Un roman avec une enquête, même si non policière, et qui allait critiquer la société américaine, moi, je suis pour.

En effet, dès les premières pages, l’auteur nous met face à quelques représentants de l’Amérique qui s’épanchent sur la banquette arrière de Brendan, un chauffeur Uber à Los Angeles.

Et boum, dès le début, ça dénonce et ça défonce. La société Uber possède des milliers et des milliers de chauffeurs, de véhicules, mais rien n’est à elle, elle n’a quasi pas de bureaux, mais on sent de suite la dictature de la société, ainsi que celle des utilisateurs qui peuvent crucifier les chauffeurs avec des commentaires.

Pourtant, entre le livre et moi, la rencontre n’a pas eu lieu… Brendan m’a fait penser à un mauvais acteur dans un mauvais film, rien ne me semblait réaliste, intéressant, l’auteur balançant des chiffres dans son récit, me faisant décrocher dès le départ.

Même ses clients semblaient être un panel de ce qu’un chauffeur pourrait croiser dans sa journée, sa semaine, et pourtant, ils manquaient de réalisme, d’étoffe.

Bon, je suis comme un chien, je n’ai pas voulu lâcher l’os de suite et j’ai continué ma lecture. L’explosion de la bombe dans un centre pratiquant l’avortement allait sans doute relancer le récit qui me plombait.

Des gens ont le droit de ne pas être d’accord avec l’avortement, je ne remettrai pas cela en question. Par contre, hurler devant les centres pratiquant l’IVG, poser des bombes, agresser les femmes qui y entrent, le personnel hospitalier, les médecins, là, je m’insurge !

C’est facile de dire à une femme (une fille) qu’elle va assassiner son enfant, qu’elle doit le garder, quoiqu’il lui en coûte, et blablabla, mais lorsqu’il s’agira d’élever cet enfant, les manifestants pro-vie ne seront pas là ! Lorsque la mère (et le père ?) aura du mal à joindre les deux bouts, perdra son job pour cause d’enfant, ou seront les pro-vie ? Sûrement pas aux côtés de la pauvre femme et du gosse…

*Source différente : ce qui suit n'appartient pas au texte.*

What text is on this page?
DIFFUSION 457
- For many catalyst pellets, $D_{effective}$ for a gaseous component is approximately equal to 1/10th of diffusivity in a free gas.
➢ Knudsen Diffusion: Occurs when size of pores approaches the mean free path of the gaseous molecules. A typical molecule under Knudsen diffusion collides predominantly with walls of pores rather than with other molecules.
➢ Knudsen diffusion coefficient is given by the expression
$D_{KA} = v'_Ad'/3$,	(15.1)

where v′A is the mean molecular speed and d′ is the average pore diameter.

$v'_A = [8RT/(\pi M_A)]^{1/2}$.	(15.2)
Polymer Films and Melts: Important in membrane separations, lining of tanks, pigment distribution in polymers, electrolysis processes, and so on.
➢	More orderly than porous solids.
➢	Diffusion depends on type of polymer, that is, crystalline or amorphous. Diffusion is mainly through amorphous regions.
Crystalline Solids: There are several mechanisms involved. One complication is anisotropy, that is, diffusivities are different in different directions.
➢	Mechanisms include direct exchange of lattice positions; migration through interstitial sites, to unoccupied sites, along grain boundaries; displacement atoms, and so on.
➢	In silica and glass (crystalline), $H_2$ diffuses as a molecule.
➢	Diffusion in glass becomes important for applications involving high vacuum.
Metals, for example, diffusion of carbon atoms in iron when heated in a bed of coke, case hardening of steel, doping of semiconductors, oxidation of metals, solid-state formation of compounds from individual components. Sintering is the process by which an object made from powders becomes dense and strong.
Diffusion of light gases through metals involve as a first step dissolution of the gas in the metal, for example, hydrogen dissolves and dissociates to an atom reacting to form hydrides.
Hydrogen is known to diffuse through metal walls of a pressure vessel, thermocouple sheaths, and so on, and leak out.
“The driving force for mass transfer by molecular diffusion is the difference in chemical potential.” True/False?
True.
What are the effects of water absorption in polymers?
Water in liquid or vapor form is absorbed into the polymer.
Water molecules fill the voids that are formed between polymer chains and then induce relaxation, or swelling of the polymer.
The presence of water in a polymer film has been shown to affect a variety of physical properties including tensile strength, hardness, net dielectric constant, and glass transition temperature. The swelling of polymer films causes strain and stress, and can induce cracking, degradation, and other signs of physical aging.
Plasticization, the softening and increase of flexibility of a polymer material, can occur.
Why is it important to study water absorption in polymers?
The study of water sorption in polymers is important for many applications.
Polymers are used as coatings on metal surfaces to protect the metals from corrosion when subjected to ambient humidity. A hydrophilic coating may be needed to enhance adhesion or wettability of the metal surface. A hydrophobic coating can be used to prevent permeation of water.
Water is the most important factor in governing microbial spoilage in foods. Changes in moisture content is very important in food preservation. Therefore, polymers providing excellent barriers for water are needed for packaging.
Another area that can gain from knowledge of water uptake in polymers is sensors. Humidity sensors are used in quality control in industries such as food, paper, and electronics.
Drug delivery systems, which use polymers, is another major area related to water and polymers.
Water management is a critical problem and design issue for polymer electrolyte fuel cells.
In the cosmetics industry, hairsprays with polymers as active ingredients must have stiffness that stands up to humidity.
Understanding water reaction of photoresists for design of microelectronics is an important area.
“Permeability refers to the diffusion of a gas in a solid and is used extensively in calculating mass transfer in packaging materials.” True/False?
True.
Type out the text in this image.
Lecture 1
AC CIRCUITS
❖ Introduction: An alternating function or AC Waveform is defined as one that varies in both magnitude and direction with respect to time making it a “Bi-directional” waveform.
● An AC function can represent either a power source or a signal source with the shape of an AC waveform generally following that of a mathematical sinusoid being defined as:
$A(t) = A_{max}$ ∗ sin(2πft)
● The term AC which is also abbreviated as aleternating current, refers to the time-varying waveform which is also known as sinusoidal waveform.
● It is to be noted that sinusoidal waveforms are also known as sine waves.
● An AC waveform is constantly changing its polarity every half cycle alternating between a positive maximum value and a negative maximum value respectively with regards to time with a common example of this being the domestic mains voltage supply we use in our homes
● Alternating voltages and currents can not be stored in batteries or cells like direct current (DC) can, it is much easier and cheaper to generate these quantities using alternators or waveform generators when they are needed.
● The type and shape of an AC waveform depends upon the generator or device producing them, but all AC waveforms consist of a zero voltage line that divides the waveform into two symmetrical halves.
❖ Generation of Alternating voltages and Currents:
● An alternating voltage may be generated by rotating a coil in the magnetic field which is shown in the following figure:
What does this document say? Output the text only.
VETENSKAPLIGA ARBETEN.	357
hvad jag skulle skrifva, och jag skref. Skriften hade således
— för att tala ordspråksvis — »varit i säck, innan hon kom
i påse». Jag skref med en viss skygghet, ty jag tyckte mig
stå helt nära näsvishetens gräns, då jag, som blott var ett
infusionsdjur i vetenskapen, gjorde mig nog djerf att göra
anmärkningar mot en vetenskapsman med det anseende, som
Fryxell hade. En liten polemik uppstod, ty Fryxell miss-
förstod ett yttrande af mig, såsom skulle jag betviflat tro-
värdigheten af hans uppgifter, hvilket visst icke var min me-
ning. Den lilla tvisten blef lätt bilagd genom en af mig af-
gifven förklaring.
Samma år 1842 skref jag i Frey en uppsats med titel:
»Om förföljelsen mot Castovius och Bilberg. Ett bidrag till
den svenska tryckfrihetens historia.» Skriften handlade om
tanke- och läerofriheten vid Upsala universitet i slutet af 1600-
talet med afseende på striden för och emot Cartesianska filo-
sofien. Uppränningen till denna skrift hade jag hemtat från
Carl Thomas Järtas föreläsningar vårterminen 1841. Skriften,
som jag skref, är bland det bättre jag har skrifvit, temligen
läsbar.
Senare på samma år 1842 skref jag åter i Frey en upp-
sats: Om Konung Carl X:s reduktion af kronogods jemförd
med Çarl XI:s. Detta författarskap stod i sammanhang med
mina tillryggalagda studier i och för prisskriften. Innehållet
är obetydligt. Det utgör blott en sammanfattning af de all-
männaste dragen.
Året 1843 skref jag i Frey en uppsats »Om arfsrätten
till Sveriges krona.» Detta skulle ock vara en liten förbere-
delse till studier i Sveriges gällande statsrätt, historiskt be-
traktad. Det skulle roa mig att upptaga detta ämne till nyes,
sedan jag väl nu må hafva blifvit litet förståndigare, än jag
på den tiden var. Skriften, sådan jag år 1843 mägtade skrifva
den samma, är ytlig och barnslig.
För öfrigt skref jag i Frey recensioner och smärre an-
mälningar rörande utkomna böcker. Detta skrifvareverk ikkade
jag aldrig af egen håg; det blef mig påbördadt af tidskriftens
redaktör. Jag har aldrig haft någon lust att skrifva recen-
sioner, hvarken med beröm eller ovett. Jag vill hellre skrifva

Hélas, si j’ai apprécié le personnage de Elise qui aide les femmes seules dans les cliniques d’avortement (faut savoir le faire), j’ai eu du mal avec le reste des personnages, notamment avec Brendan, qui manquait de pep’s (pour ne pas dire de couilles) et avec son épouse, catho intégriste au possible, souffrant de déni et le curé, bouffant à la table du diable.

L’auteur dénonce bien des faits de société dans son roman, mais j’avais l’impression qu’il le faisait à la louche, afin d’en mettre le maximum et que ses personnages, tels des mauvais acteurs, jouaient dans un mauvais film.

Ensuite, le tout a tourné en thriller survolté avec affrontement avec un grand méchant monsieur, plein de fric et au-dessus des lois, le tout à la sauce western, version « Règlements de compte à O.K Corral ». Heu ?

Le manichéisme était trop présent dans les personnages, tournant à la caricature grotesque. Je suis arrivée au bout de ma lecture péniblement, me demandant ce que j’étais venue faire dans cette galère.

Pour un retour à cet auteur, ce ne fut pas le feu d’artifice espéré. Je n’y ai pas trouvé la lumière que j’espérais.

Bref, cette fois-ci, c’est moi qui a décroché de la lecture, même si je suis allée jusqu’au bout (en sautant des passages). Bianca, elle, a apprécié sa lecture, donc, si vous voulez savoir, je vous conseille d’aller lire son avis, bien plus emballant que le mien.

Ou encore mieux, que vous lisiez le roman afin de vous faire votre propre avis dessus. Parce que bon, là, ce n’est que le mien et il n’est pas encourageant…

Challenge Thrillers et Polars de Sharon (du 12 Juillet 2022 au 11 Juillet 2023) [Lecture N°50] et le Mois Américain (Non officiel) – Septembre 2022.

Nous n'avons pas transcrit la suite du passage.